Clisp has a slot in its encoding structure to deal with input errors
(and also another for output errors).  You can specify to ignore the
wrong codes, to substitute them by a (unique) character, or to signal an
error.  The condition contains all the information, but in private
slots, and there's only a restart to continue reading the input, not to
give a substitute.

So the lesson would be:

1- give a public API to get access to the condition attributes.
2- provide featureful restarts.

http://clisp.sourceforge.net/impnotes/encoding.html#make-encoding

CL-USER> (with-open-file (text "/tmp/test.data" 
                           :external-format (ext:make-encoding
                                               :charset charset:utf-8 
                                               :input-error-action :error))
           (read-line text) (read-line text))
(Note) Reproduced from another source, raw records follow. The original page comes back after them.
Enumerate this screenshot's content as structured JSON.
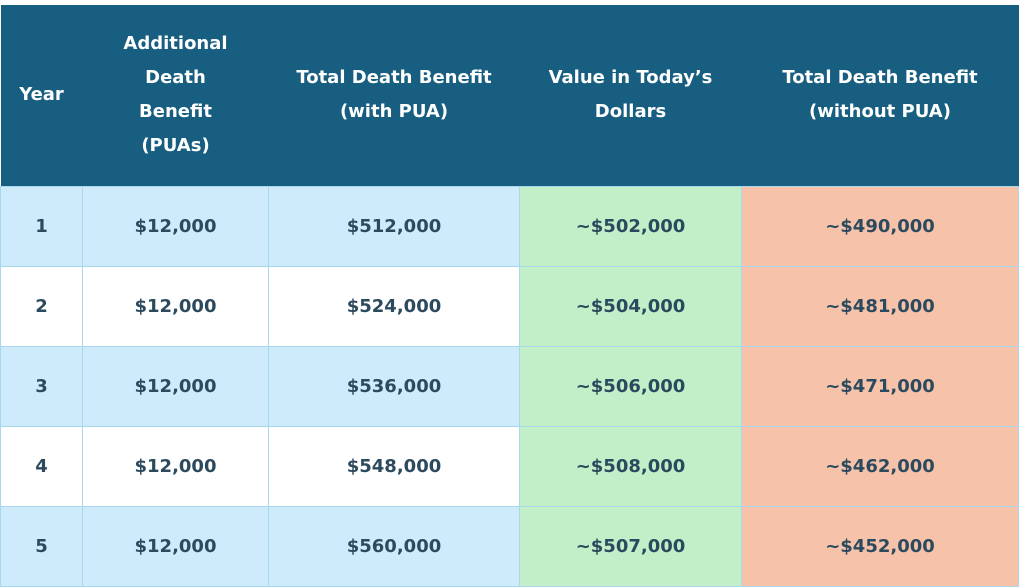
{
  "table": {
    "columns": [
      "Year",
      "Additional Death Benefit (PUAs)",
      "Total Death Benefit (with PUA)",
      "Value in Today’s Dollars",
      "Total Death Benefit (without PUA)"
    ],
    "rows": [
      [
        "1",
        "$12,000",
        "$512,000",
        "~$502,000",
        "~$490,000"
      ],
      [
        "2",
        "$12,000",
        "$524,000",
        "~$504,000",
        "~$481,000"
      ],
      [
        "3",
        "$12,000",
        "$536,000",
        "~$506,000",
        "~$471,000"
      ],
      [
        "4",
        "$12,000",
        "$548,000",
        "~$508,000",
        "~$462,000"
      ],
      [
        "5",
        "$12,000",
        "$560,000",
        "~$507,000",
        "~$452,000"
      ]
    ]
  }
}
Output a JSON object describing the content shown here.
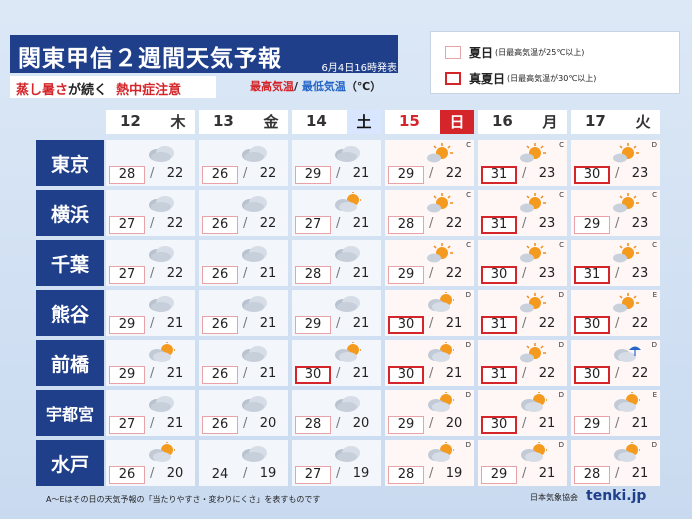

*** - READ-LINE: Invalid byte sequence #xE9 #x74 #xE9 in CHARSET:UTF-8 conversion
The following restarts are available:
RETRY          :R1      Retry SLIME REPL evaluation request.
PROCESS-INPUT  :R2      Continue reading input.
ABORT          :R3      Return to SLIME's top level.
CLOSE-CONNECTION :R4    Close SLIME connection.
ABORT          :R5      Abort main loop
C/Break 1 USER[8]> :i

#<EXT:SIMPLE-CHARSET-TYPE-ERROR #x000334353628>:  standard object
 type: EXT:SIMPLE-CHARSET-TYPE-ERROR
0 [$DATUM]:  #<ARRAY (UNSIGNED-BYTE 8) (3) #x0003343535C8>
1 [$EXPECTED-TYPE]:  #<ENCODING CHARSET:UTF-8 :UNIX>
2 [$FORMAT-CONTROL]:  
"~S: Invalid byte sequence #x~A~A #x~A~A #x~A~A in ~S conversion
"
3 [$FORMAT-ARGUMENTS]:  (READ-LINE #\E #\9 #\7 #\4 #\E #\9 CHARSET:UTF-8)
INSPECT-- type :h for help; :q to return to the REPL ---> 

-- 
__Pascal Bourguignon__                     http://www.informatimago.com/
A bad day in () is better than a good day in {}.